Bessere Berufsperspektiven für Flüchtlinge, Binnenvertriebene und Aufnahmegemeinden in Süd-Darfur

Projektkurzbeschreibung

Bezeichnung: Beschäftigungsinitiative Süd-Darfur: Berufliche Qualifizierungsmaßnahmen für Flüchtlinge, Binnenvertriebene und Aufnahmegemeinden in Nyala, Süd-Darfur, Sudan
Auftraggeber: Bundesministerium für wirtschaftliche Zusammenarbeit und Entwicklung (BMZ)
Land: Sudan
Politischer Träger: Ministerium für Internationale Zusammenarbeit
Gesamtlaufzeit: 11/2017 bis 10/2022

Ausgangssituation

Als Folge von Konflikt, Flucht und Vertreibung mangelt es den Menschen in Darfur an Zukunftsperspektiven. Besonders junge Menschen haben kaum eine Chance sich eine Existenz aufzubauen. Zwar bieten Kleinst-, kleine und mittelständische Unternehmen (KKMU) ein gewisses Beschäftigungspotenzial, spürbare Jobchancen bietet  der Arbeitsmarkt jedoch nicht, da diese Betriebe wenig produktiv sind.
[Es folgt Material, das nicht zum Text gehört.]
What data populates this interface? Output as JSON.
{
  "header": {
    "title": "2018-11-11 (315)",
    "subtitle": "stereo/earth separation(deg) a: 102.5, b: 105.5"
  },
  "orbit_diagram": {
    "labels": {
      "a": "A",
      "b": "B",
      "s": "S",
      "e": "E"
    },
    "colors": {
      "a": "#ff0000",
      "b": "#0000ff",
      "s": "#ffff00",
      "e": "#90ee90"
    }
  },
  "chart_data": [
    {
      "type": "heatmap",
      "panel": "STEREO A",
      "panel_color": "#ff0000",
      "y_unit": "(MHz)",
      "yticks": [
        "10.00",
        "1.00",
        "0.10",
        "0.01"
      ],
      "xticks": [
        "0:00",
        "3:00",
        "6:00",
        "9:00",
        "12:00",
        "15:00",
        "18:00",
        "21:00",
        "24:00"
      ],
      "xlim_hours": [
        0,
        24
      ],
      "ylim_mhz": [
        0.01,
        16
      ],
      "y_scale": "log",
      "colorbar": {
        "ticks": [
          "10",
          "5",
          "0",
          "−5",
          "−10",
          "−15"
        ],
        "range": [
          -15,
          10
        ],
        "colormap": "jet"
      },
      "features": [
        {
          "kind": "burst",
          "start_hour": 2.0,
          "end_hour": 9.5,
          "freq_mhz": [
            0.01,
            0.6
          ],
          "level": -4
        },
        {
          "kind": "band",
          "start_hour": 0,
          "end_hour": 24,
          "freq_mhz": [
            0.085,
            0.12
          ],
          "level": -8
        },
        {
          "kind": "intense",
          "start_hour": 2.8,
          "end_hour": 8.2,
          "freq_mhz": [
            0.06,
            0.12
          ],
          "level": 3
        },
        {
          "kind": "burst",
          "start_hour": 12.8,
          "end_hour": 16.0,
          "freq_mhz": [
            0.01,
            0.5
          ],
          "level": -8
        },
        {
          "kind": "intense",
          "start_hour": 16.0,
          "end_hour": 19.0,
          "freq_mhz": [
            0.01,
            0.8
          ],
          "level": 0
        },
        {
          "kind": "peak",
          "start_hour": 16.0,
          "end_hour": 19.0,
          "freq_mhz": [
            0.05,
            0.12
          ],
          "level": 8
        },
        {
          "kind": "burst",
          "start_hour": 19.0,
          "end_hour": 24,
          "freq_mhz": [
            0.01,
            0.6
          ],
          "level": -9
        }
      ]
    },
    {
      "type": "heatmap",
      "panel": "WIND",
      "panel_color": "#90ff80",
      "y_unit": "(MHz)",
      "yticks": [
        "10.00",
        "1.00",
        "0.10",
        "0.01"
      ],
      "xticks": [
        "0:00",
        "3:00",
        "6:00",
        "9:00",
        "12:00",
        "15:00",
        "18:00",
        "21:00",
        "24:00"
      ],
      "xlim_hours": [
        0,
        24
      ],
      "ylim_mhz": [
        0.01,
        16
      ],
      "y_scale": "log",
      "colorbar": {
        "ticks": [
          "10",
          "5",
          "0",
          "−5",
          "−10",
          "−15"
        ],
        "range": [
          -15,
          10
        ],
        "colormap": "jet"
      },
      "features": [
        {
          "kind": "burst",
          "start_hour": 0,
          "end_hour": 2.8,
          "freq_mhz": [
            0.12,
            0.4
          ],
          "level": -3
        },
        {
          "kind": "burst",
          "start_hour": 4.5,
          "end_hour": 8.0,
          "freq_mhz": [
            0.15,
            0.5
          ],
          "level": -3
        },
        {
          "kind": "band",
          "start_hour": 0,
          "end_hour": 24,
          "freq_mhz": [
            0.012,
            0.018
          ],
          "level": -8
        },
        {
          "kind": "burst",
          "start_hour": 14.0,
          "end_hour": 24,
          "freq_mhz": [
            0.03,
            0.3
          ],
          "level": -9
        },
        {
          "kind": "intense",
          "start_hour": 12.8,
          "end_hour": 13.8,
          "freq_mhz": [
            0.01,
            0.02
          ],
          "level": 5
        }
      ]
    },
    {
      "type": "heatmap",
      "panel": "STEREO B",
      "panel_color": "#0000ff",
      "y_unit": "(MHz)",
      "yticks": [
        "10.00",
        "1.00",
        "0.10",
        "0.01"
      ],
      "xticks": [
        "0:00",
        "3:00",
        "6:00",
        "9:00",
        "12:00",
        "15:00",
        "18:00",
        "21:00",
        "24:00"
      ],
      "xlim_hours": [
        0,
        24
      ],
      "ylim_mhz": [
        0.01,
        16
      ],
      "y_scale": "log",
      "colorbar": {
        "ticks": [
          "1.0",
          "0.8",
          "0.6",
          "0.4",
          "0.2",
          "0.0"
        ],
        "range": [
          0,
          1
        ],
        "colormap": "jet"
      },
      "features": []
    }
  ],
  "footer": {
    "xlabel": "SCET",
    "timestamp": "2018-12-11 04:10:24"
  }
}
Gleichzeitig können Jugendliche aufgrund fehlender beruflicher Qualifizierung schon das geringe Beschäftigungspotenzial des lokalen Arbeitsmarkts nicht richtig ausnutzen.

Süd-Darfur beherbergt einen Großteil der in der Region durch den Konflikt Vertriebenen, sowie etwa 160.000 Flüchtlinge. Allein in der Landeshauptstadt Nyala leben derzeit etwa 700.000 Menschen, darunter etwa 100.000 Binnenvertriebene sowie 15.000 südsudanesische und 2.000 zentralafrikanische Menschen auf der Flucht. Sie haben es besonders schwer in der neuen Umgebung wirtschaftlich und sozial Fuß zu fassen.

Ziel

Beschäftigungsmöglichkeiten für jugendliche Flüchtlinge, Binnenvertriebene und die lokale Bevölkerung in Nyala sind verbessert.

Vorgehensweise

Damit junge Menschen eine nachhaltige berufliche Perspektive erhalten, verfolgt das Vorhaben der Deutschen Gesellschaft für Internationale Zusammenarbeit (GIZ) GmbH einen integrierten Beschäftigungsansatz. Dabei verbessert es einerseits den Zugang zu hochwertiger beruflicher Qualifizierung in Handwerk und Kleingewerbe und fördert andererseits die Schaffung von Arbeitsplätzen in lokalen Kleinbetrieben. Männer und Frauen, Flüchtlinge, Binnenvertriebene und die lokale Bevölkerung profitieren gleichermaßen von diesen Maßnahmen.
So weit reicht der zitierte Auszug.